I have rarely seen such a case which was not more or less lacking in color and which had not lost flesh; the exceptions being those troublesome instances of fat anaemic people which I shall by and by speak of more fully.
Perhaps a sketch of one of these cases will be better than any list of symptoms.

A woman, most often between twenty and thirty years of age, undergoes a season of trial or encounters some prolonged strain.

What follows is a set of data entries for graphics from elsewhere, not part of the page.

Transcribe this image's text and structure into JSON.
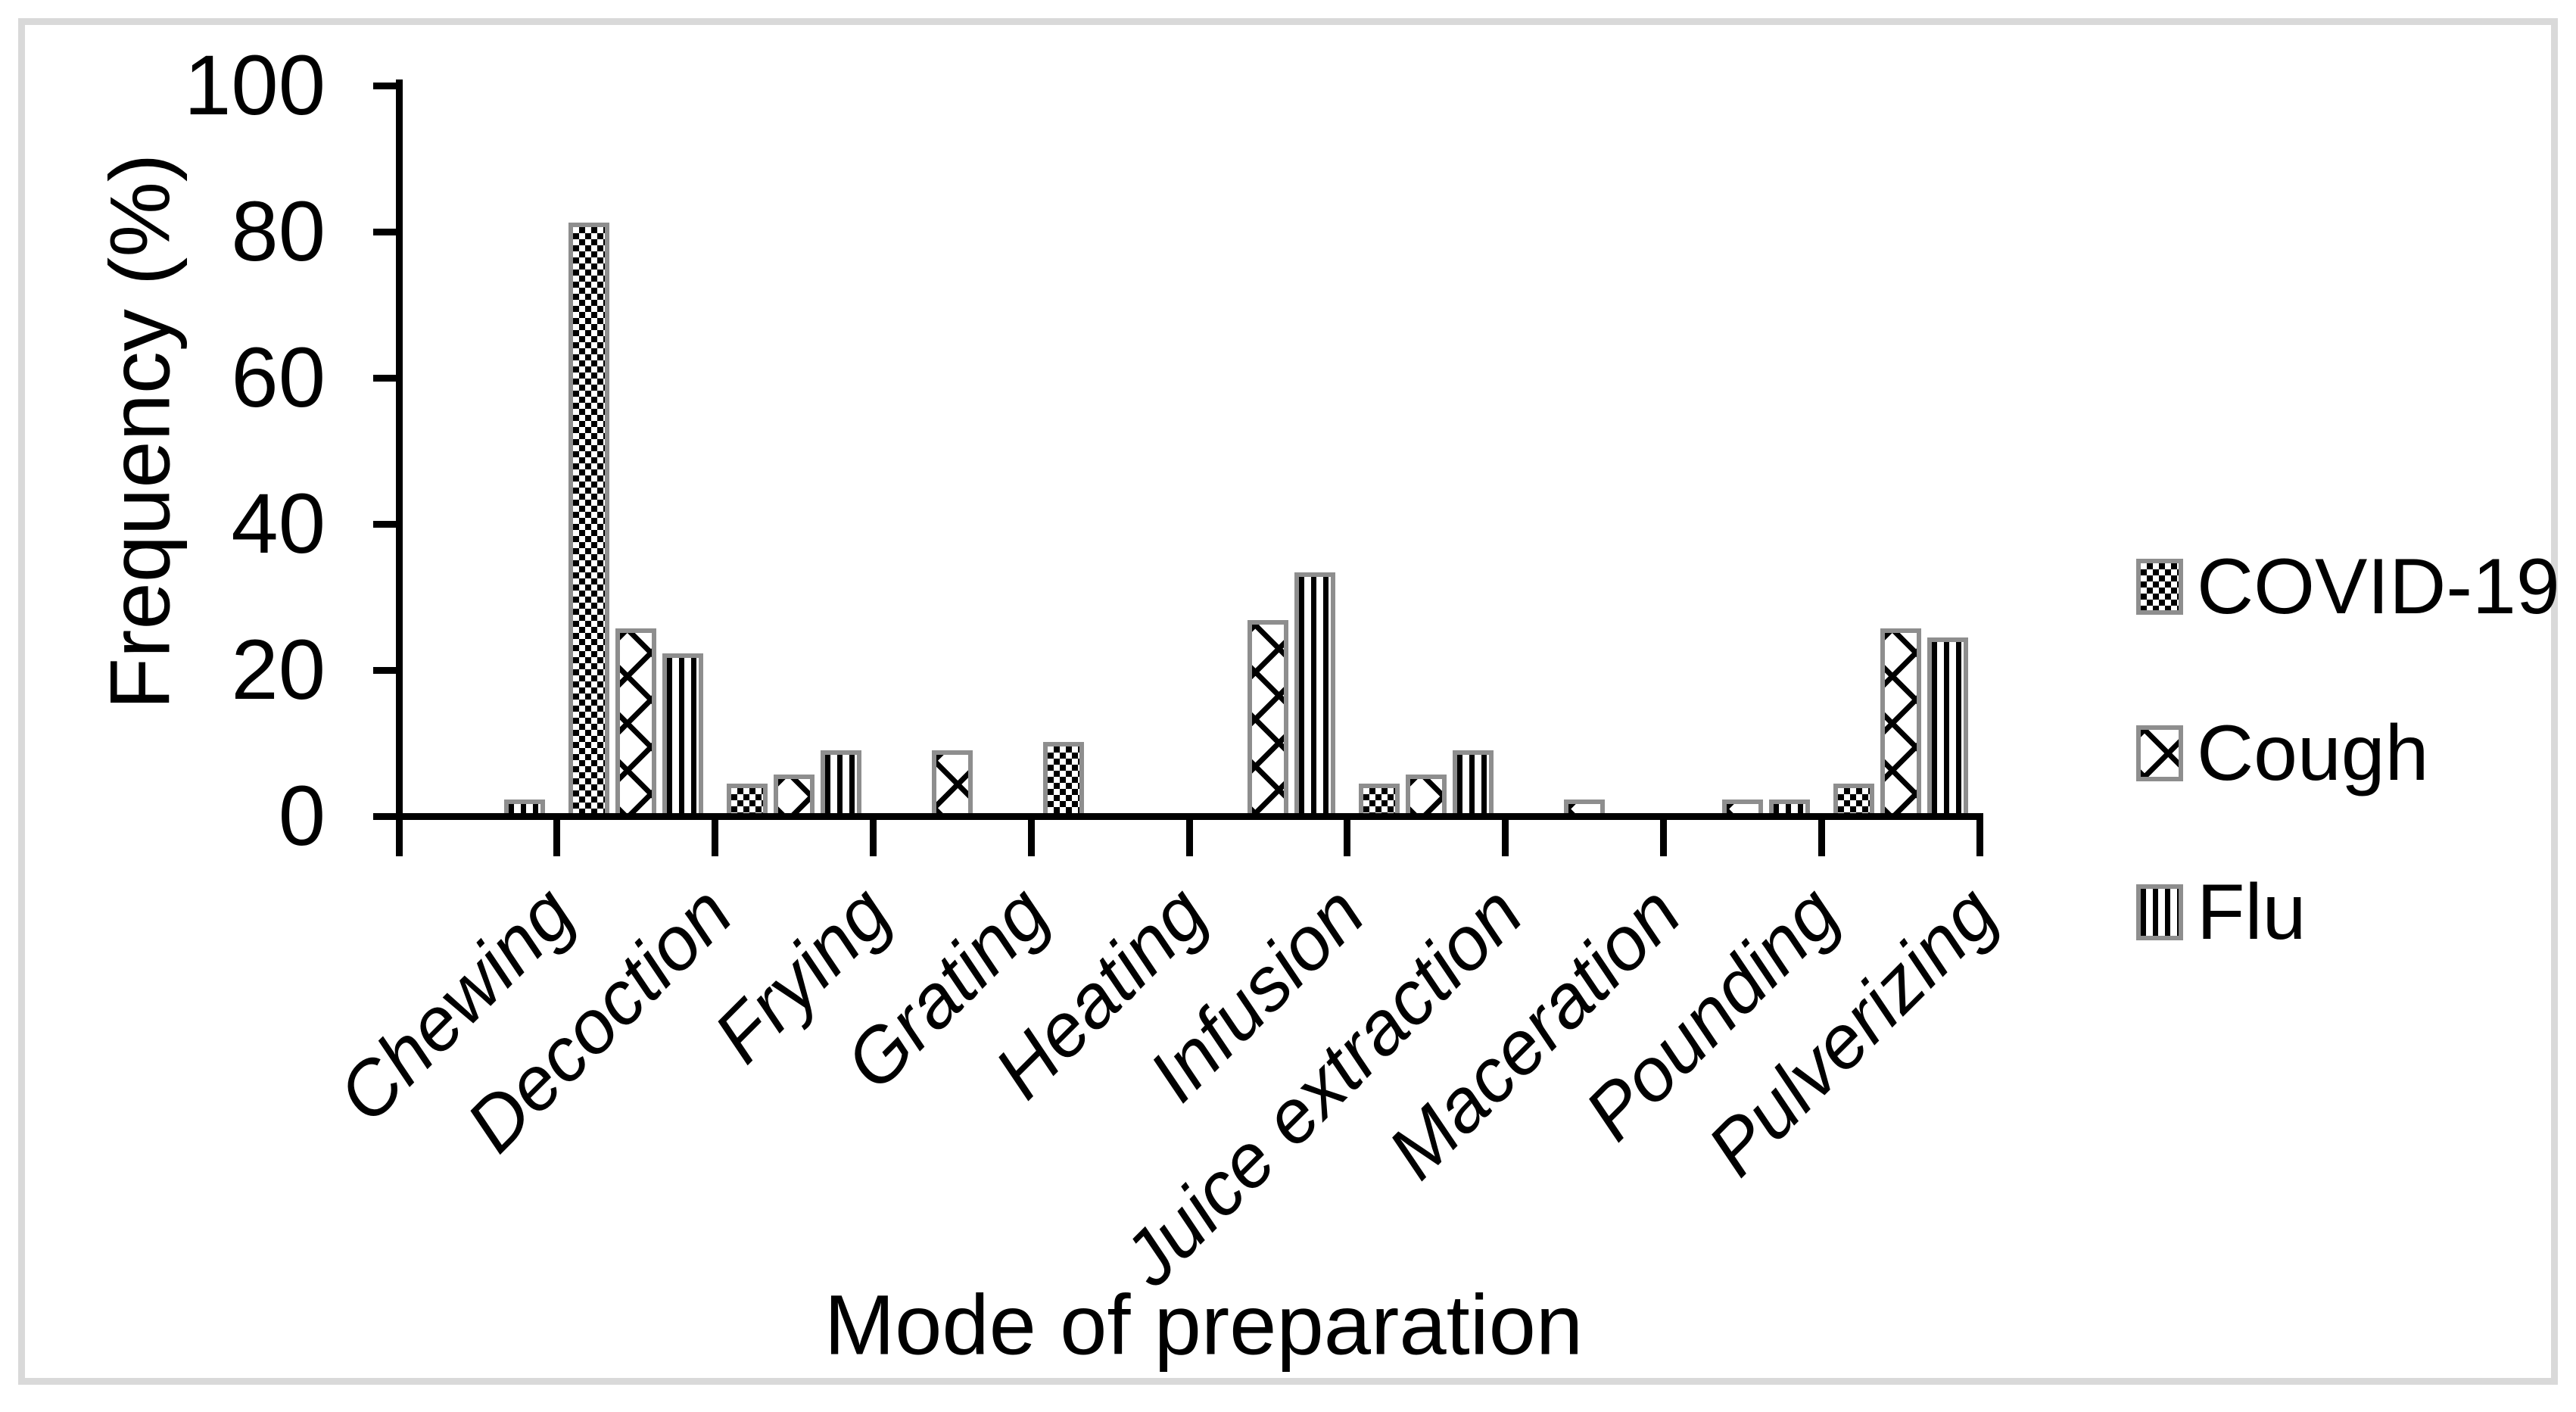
{
  "figure": {
    "background": "#ffffff",
    "frame_color": "#d9d9d9"
  },
  "chart_data": {
    "type": "bar",
    "title": "",
    "xlabel": "Mode of preparation",
    "ylabel": "Frequency (%)",
    "ylim": [
      0,
      100
    ],
    "yticks": [
      0,
      20,
      40,
      60,
      80,
      100
    ],
    "grid": false,
    "legend_position": "right-middle",
    "categories": [
      "Chewing",
      "Decoction",
      "Frying",
      "Grating",
      "Heating",
      "Infusion",
      "Juice extraction",
      "Maceration",
      "Pounding",
      "Pulverizing"
    ],
    "series": [
      {
        "name": "COVID-19",
        "pattern": "small-checkerboard",
        "values": [
          0,
          81.1,
          4.4,
          0,
          10.0,
          0,
          4.4,
          0,
          0,
          4.4
        ]
      },
      {
        "name": "Cough",
        "pattern": "diamond-lattice",
        "values": [
          0,
          25.6,
          5.6,
          8.9,
          0,
          26.7,
          5.6,
          2.2,
          2.2,
          25.6
        ]
      },
      {
        "name": "Flu",
        "pattern": "vertical-stripes",
        "values": [
          2.2,
          22.2,
          8.9,
          0,
          0,
          33.3,
          8.9,
          0,
          2.2,
          24.4
        ]
      }
    ],
    "bar_fill": "#ffffff",
    "pattern_color": "#000000",
    "bar_border_color": "#8e8e8e",
    "axis_color": "#000000",
    "text_color": "#000000"
  }
}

She may have undertaken the hard task of nursing a relative, and have gone through this severe duty with the addition of emotional excitement, swayed by hopes and fears, and forgetful of self and of what every one needs in the way of air and food and change when attempting this most trying task.

In another set of cases an illness is the cause, and she never rallies entirely, or else some local uterine trouble starts the mischief, and, although this is cured, the doctor wonders that his patient does not get fat and ruddy again.
But, no matter how it comes about, whether from illness, anxiety, or prolonged physical effort, the woman grows pale and thin, eats little, or if she eats does not profit by it.